The Ponder This site has an average of 10,000 monthly visitors and hundreds of solvers around the globe. Not all puzzles are just games — some are helpful at modeling business problems. For instance, in May 2018, Margalit aimed a challenge at finance experts: “We have 11 coins, and exactly two of them are counterfeit with slightly smaller weights than the others. Find the two fake coins using a double-pan balance scale just four times.”

In April, Margalit decided to design a challenge about the ongoing COVID-19 pandemic. He drew a square with a triangle on top, with the summits representing five cities connected to one another. “Assume that the infection passes daily along the edges,” wrote Margalit. “Find a graph with no more than eight vertices that gives a probability of 70 percent of all cities being infected after ten days.”

Ponder This: April 2020 Challenge

And May’s puzzle honored the mathematical genius John Horton Conway, who passed away on April 11, 2020. Conway researched many topics in mathematics, and one of his most famous inventions was the Game of Life. In the standard game, each cell has eight neighbors; in Margalit’s puzzle — just four (meaning only those cells with adjacent edges).

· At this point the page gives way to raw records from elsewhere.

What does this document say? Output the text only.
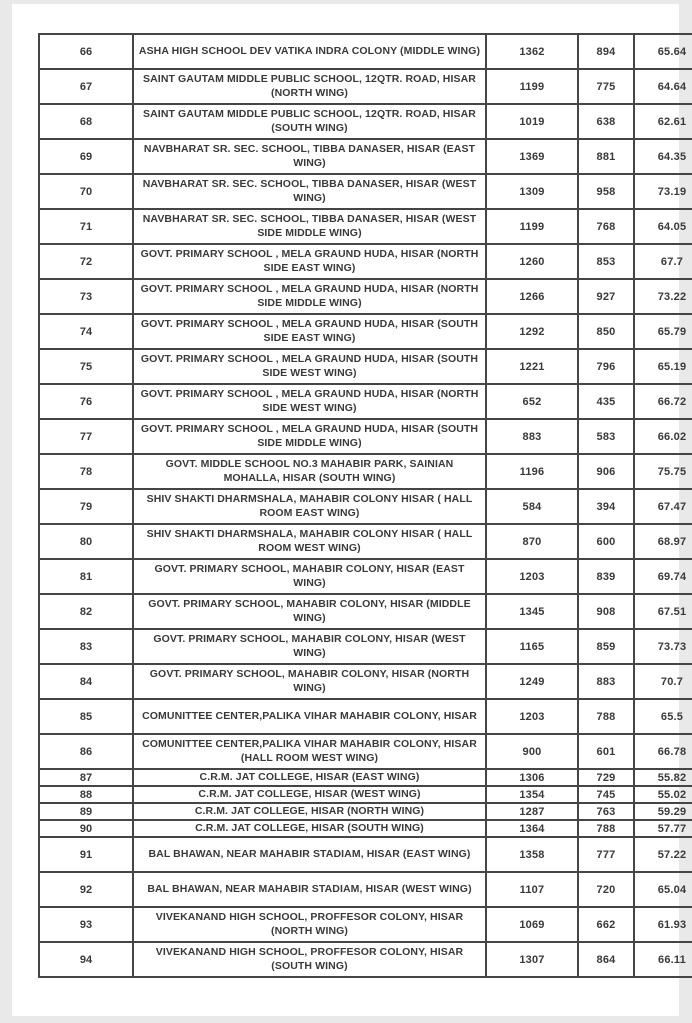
66	ASHA HIGH SCHOOL DEV VATIKA INDRA COLONY (MIDDLE WING)	1362	894	65.64
67	SAINT GAUTAM MIDDLE PUBLIC SCHOOL, 12QTR. ROAD, HISAR (NORTH WING)	1199	775	64.64
68	SAINT GAUTAM MIDDLE PUBLIC SCHOOL, 12QTR. ROAD, HISAR (SOUTH WING)	1019	638	62.61
69	NAVBHARAT SR. SEC. SCHOOL, TIBBA DANASER, HISAR (EAST WING)	1369	881	64.35
70	NAVBHARAT SR. SEC. SCHOOL, TIBBA DANASER, HISAR (WEST WING)	1309	958	73.19
71	NAVBHARAT SR. SEC. SCHOOL, TIBBA DANASER, HISAR (WEST SIDE MIDDLE WING)	1199	768	64.05
72	GOVT. PRIMARY SCHOOL , MELA GRAUND HUDA, HISAR (NORTH SIDE EAST WING)	1260	853	67.7
73	GOVT. PRIMARY SCHOOL , MELA GRAUND HUDA, HISAR (NORTH SIDE MIDDLE WING)	1266	927	73.22
74	GOVT. PRIMARY SCHOOL , MELA GRAUND HUDA, HISAR (SOUTH SIDE EAST WING)	1292	850	65.79
75	GOVT. PRIMARY SCHOOL , MELA GRAUND HUDA, HISAR (SOUTH SIDE WEST WING)	1221	796	65.19
76	GOVT. PRIMARY SCHOOL , MELA GRAUND HUDA, HISAR (NORTH SIDE WEST WING)	652	435	66.72
77	GOVT. PRIMARY SCHOOL , MELA GRAUND HUDA, HISAR (SOUTH SIDE MIDDLE WING)	883	583	66.02
78	GOVT. MIDDLE SCHOOL NO.3 MAHABIR PARK, SAINIAN MOHALLA, HISAR (SOUTH WING)	1196	906	75.75
79	SHIV SHAKTI DHARMSHALA, MAHABIR COLONY HISAR ( HALL ROOM EAST WING)	584	394	67.47
80	SHIV SHAKTI DHARMSHALA, MAHABIR COLONY HISAR ( HALL ROOM WEST WING)	870	600	68.97
81	GOVT. PRIMARY SCHOOL, MAHABIR COLONY, HISAR (EAST WING)	1203	839	69.74
82	GOVT. PRIMARY SCHOOL, MAHABIR COLONY, HISAR (MIDDLE WING)	1345	908	67.51
83	GOVT. PRIMARY SCHOOL, MAHABIR COLONY, HISAR (WEST WING)	1165	859	73.73
84	GOVT. PRIMARY SCHOOL, MAHABIR COLONY, HISAR (NORTH WING)	1249	883	70.7
85	COMUNITTEE CENTER,PALIKA VIHAR MAHABIR COLONY, HISAR	1203	788	65.5
86	COMUNITTEE CENTER,PALIKA VIHAR MAHABIR COLONY, HISAR (HALL ROOM WEST WING)	900	601	66.78
87	C.R.M. JAT COLLEGE, HISAR (EAST WING)	1306	729	55.82
88	C.R.M. JAT COLLEGE, HISAR (WEST WING)	1354	745	55.02
89	C.R.M. JAT COLLEGE, HISAR (NORTH WING)	1287	763	59.29
90	C.R.M. JAT COLLEGE, HISAR (SOUTH WING)	1364	788	57.77
91	BAL BHAWAN, NEAR MAHABIR STADIAM, HISAR (EAST WING)	1358	777	57.22
92	BAL BHAWAN, NEAR MAHABIR STADIAM, HISAR (WEST WING)	1107	720	65.04
93	VIVEKANAND HIGH SCHOOL, PROFFESOR COLONY, HISAR (NORTH WING)	1069	662	61.93
94	VIVEKANAND HIGH SCHOOL, PROFFESOR COLONY, HISAR (SOUTH WING)	1307	864	66.11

“The standard rules can be formulated as 000100000;001100000 — if the cell is empty, it is born if it has exactly three live neighbors; if the cell is alive, it stays alive if it has two or three live neighbors. In our version of the game, the rules 01100;00010 mean that a cell is born if it has one or two neighbors and stays alive if it has three. If we start with a single cell in the middle of an 11x11 torus board, then after 15 generations, you will have an alternating chess-like pattern, and after 16 steps, just the four corners. Your task, this month, is to find rules for our version of the game and an initial input on an 11x11 torus board that will lead, after at least 100,000 generations, to a 72-long cycle.” Wow. My mind is blown.

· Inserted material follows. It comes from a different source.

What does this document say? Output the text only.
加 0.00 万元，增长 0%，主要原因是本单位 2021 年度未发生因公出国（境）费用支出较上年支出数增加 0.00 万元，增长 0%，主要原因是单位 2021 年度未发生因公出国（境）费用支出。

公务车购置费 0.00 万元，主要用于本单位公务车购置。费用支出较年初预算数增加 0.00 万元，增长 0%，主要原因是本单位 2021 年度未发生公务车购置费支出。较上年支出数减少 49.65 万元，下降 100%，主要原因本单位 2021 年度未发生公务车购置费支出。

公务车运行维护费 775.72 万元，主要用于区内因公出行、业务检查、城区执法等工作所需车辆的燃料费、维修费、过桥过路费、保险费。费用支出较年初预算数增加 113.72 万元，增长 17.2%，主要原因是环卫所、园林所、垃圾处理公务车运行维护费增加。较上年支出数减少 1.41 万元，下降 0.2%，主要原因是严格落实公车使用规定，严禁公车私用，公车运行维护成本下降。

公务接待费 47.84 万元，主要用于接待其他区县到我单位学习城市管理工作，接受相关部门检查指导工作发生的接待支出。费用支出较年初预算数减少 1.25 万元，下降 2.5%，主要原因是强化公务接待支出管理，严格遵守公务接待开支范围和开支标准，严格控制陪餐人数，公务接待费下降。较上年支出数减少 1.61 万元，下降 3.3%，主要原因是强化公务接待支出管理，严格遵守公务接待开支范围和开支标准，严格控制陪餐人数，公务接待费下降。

Aleksandrowicz hasn’t yet published his first puzzle, for July, but it’s imminent. So stay tuned — after all, as the Hungarian mathematician George Polya once said, “a great discovery solves a great problem, but there is a grain of discovery in the solution of any problem.” This quote, says the brand-new Puzzle Master, represents his own thoughts on the way people should approach everything — from mathematics to the life itself.